Penso alla testimonianza che ci ha dato don Maurizio; penso alla vocazione che tutti noi abbiamo scritta nel nostro corpo: siamo chiamati ad assumere la responsabilità del dono del corpo che ci unisce ai fratelli e alle sorelle. Ci uniscono anche le anime, certo, ma il modo umano di essere in relazione, di essere uniti è quello attraverso il corpo. Il corpo, di per sé, vibra di vita, di relazione. Anche il corpo tende all’alto! Con il corpo esprimiamo i sentimenti, nel corpo si registra immancabilmente il passare del tempo (prova ne sono le rughe e gli acciacchi…), il corpo si piega e cade sotto il peso del tempo e della sofferenza. Gesù, nei giorni della sua vita terrena, con il corpo ha potuto esprimere la sua lode a Dio, innalzando le mani, gli occhi, benedicendo; ha espresso il suo amore per tutti i fratelli, ha lavorato, ha parlato, ha sofferto fino a dare la vita sulla croce, versando il sangue, unendosi alla sofferenza di tutti. Solo con il corpo ha potuto farlo.

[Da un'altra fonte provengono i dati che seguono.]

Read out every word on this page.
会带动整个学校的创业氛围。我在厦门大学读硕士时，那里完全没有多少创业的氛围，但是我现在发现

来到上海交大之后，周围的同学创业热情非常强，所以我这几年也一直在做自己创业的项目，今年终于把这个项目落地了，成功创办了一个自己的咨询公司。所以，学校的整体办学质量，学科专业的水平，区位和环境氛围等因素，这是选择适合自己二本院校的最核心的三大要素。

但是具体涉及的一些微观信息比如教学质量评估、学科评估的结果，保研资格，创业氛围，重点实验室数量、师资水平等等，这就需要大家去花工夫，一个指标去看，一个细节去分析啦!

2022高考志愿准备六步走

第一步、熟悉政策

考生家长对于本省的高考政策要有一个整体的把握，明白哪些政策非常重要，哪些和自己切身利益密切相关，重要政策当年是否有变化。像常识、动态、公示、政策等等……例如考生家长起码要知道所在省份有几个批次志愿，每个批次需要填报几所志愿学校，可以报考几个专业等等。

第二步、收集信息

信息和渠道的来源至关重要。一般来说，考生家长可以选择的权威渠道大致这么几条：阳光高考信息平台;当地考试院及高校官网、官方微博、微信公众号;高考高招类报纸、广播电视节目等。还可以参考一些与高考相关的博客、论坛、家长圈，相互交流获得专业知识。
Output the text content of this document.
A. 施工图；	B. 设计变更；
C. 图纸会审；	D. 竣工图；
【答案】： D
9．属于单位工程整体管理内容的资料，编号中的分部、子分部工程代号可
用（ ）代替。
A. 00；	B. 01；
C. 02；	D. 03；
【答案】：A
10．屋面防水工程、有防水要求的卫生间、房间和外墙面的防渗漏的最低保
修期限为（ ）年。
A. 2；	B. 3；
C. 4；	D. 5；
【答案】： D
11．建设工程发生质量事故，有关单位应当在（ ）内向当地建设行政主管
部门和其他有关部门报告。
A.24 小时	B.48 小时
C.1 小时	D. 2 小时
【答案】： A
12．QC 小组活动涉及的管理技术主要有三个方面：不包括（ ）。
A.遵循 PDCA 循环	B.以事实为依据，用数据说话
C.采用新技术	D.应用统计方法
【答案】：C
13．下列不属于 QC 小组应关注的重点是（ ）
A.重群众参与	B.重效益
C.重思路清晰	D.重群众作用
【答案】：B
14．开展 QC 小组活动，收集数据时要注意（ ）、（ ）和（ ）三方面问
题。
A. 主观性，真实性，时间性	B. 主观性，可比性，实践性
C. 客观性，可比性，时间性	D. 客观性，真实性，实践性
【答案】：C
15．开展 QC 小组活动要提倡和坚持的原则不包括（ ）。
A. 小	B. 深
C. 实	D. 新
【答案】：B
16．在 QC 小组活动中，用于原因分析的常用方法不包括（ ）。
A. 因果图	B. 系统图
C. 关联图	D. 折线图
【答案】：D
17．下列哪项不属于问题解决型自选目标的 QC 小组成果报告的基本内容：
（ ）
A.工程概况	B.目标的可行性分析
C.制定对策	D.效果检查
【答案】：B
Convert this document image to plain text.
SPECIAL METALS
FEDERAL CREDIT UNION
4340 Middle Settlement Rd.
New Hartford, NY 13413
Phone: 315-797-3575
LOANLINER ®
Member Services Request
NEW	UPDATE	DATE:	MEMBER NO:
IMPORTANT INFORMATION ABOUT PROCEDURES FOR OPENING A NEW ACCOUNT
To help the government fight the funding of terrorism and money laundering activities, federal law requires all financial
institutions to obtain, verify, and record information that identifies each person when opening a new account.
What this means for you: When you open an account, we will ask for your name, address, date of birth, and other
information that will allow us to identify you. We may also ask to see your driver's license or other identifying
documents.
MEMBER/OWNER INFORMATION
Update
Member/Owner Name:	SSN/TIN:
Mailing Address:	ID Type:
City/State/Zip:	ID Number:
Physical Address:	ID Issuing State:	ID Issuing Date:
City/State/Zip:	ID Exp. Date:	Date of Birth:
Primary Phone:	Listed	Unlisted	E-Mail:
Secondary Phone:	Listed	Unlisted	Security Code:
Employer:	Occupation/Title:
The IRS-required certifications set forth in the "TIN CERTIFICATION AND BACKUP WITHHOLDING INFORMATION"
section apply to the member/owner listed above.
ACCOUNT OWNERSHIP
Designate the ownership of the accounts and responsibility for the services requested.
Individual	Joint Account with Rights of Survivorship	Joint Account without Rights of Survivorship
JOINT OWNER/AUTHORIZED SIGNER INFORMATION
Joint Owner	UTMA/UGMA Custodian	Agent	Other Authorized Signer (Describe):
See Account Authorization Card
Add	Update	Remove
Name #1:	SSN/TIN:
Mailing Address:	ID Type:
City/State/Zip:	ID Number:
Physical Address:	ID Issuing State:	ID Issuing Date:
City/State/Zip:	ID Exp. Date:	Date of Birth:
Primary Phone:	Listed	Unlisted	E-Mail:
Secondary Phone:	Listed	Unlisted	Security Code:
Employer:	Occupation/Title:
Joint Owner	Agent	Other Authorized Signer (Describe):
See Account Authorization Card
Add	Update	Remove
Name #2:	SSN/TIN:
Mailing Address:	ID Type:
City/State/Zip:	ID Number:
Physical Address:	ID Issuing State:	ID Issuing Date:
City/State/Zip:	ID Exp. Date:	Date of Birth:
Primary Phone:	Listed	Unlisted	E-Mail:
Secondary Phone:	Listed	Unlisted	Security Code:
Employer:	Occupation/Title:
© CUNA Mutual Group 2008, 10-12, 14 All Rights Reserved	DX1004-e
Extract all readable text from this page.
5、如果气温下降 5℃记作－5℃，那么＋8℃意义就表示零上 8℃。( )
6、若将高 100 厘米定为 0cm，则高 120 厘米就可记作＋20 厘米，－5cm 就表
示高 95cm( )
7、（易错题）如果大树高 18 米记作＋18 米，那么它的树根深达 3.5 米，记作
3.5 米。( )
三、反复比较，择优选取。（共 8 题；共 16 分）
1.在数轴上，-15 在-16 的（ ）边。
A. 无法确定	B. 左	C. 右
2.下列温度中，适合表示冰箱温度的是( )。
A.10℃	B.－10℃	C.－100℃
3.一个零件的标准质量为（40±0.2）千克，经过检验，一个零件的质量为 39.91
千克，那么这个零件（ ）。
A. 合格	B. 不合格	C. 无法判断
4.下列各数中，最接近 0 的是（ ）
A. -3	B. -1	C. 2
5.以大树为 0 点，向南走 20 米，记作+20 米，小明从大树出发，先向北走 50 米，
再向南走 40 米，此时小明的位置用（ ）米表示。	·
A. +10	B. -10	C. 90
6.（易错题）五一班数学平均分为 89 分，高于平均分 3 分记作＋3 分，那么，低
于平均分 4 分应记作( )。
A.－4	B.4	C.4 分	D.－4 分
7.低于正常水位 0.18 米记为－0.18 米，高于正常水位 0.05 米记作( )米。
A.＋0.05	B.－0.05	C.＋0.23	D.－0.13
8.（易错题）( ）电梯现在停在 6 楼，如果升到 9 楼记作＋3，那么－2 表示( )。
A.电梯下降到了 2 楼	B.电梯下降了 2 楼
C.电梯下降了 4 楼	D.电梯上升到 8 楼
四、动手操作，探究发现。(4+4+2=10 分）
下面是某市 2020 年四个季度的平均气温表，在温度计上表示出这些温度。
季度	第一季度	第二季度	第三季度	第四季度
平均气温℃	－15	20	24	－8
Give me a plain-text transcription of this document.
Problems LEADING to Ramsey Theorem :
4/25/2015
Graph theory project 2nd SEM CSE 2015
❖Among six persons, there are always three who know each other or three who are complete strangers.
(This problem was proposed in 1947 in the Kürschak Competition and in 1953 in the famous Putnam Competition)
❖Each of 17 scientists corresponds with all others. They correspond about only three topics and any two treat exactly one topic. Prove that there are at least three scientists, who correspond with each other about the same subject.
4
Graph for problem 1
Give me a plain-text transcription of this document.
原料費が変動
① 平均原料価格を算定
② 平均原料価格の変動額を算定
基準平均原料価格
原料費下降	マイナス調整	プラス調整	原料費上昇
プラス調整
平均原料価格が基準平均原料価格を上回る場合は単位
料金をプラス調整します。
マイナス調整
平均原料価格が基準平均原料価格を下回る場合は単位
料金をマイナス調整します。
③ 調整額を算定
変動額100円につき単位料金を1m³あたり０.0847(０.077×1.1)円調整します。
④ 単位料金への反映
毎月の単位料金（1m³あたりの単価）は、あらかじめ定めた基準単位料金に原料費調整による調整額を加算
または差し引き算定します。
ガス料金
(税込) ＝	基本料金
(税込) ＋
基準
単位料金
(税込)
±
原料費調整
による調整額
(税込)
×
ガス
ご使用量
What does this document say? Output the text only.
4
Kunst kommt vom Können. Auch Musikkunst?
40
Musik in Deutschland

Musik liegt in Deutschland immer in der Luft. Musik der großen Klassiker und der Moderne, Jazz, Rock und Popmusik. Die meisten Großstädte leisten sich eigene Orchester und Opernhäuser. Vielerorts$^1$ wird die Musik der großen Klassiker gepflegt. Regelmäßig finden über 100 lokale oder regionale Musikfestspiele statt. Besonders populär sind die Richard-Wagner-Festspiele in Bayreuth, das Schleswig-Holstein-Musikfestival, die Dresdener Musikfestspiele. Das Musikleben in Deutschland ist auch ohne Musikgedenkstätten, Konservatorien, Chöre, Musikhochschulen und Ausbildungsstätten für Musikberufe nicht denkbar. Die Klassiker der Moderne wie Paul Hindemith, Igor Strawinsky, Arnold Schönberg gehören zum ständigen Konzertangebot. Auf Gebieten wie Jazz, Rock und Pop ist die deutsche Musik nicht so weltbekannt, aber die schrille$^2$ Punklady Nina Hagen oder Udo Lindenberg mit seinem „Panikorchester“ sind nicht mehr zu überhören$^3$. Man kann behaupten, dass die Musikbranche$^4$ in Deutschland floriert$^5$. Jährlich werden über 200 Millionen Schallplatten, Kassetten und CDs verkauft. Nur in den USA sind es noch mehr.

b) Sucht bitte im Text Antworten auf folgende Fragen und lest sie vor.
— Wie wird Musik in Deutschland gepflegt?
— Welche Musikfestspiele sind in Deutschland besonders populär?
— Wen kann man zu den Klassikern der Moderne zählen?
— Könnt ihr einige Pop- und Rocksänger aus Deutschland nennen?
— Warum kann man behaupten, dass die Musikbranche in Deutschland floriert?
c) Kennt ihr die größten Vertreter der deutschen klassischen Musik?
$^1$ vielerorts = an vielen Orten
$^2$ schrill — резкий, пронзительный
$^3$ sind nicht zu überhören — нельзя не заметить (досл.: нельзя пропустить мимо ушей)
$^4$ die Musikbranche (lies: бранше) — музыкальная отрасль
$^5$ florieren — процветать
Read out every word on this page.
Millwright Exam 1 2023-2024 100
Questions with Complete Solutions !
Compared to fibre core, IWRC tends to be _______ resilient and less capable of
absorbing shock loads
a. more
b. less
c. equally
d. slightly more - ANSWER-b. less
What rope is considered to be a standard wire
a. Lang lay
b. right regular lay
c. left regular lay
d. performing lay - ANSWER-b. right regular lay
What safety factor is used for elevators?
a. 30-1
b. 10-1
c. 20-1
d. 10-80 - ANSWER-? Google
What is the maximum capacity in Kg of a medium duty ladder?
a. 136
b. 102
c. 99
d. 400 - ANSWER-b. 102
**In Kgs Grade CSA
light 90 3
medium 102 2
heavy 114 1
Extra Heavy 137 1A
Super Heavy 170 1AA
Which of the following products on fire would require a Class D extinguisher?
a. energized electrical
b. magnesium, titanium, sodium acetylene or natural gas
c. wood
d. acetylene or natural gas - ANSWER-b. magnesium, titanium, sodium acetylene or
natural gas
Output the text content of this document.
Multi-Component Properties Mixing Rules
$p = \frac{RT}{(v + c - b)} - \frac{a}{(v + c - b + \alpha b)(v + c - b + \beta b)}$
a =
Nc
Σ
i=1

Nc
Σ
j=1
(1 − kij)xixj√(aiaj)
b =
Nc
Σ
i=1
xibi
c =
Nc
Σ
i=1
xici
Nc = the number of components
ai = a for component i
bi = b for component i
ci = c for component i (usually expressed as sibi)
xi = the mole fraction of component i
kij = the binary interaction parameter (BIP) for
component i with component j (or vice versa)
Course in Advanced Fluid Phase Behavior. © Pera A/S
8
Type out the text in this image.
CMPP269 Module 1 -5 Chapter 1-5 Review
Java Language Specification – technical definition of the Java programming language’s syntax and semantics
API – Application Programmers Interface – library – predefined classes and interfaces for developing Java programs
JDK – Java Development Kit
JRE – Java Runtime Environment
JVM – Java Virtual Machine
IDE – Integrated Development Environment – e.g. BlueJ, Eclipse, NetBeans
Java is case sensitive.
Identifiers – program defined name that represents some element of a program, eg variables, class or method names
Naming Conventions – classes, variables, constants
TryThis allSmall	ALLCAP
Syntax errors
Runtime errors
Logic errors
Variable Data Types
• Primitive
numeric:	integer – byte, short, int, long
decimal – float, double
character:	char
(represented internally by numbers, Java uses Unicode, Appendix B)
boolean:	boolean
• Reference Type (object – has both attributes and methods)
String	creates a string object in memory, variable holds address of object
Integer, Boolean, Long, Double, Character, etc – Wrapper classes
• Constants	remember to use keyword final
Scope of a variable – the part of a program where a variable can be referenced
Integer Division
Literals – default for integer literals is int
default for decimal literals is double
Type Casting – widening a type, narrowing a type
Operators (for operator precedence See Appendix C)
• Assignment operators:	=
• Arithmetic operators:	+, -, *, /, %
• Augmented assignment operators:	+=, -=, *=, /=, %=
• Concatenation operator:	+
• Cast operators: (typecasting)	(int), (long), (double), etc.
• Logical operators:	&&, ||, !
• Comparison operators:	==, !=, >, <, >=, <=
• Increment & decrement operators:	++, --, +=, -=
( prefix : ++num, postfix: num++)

Gesù ha pianto per la morte di Lazzaro, ha pianto su Gerusalemme, ha pianto e sudato sangue nel Getsemani, davanti alla Passione. E, aggiunge l’autore della Lettera agli Ebrei: «Proprio per questo, nei giorni della sua vita terrena, egli offrì preghiere e suppliche con forti grida e lacrime a colui che poteva liberarlo da morte ed è stato esaudito per la sua pietà» (Eb 5,7). Voi direte: «Però è stato crocifisso…». L’esaudimento è stata la risurrezione: risurrezione nella morte!
Il pianto è il segno del dolore che viviamo per il distacco dalle persone care. Dio, che è Amore, ci aiuti a vivere questa e ogni altra sofferenza; sappiamo che la risurrezione di Gesù sarà un giorno anche la nostra. Così sia.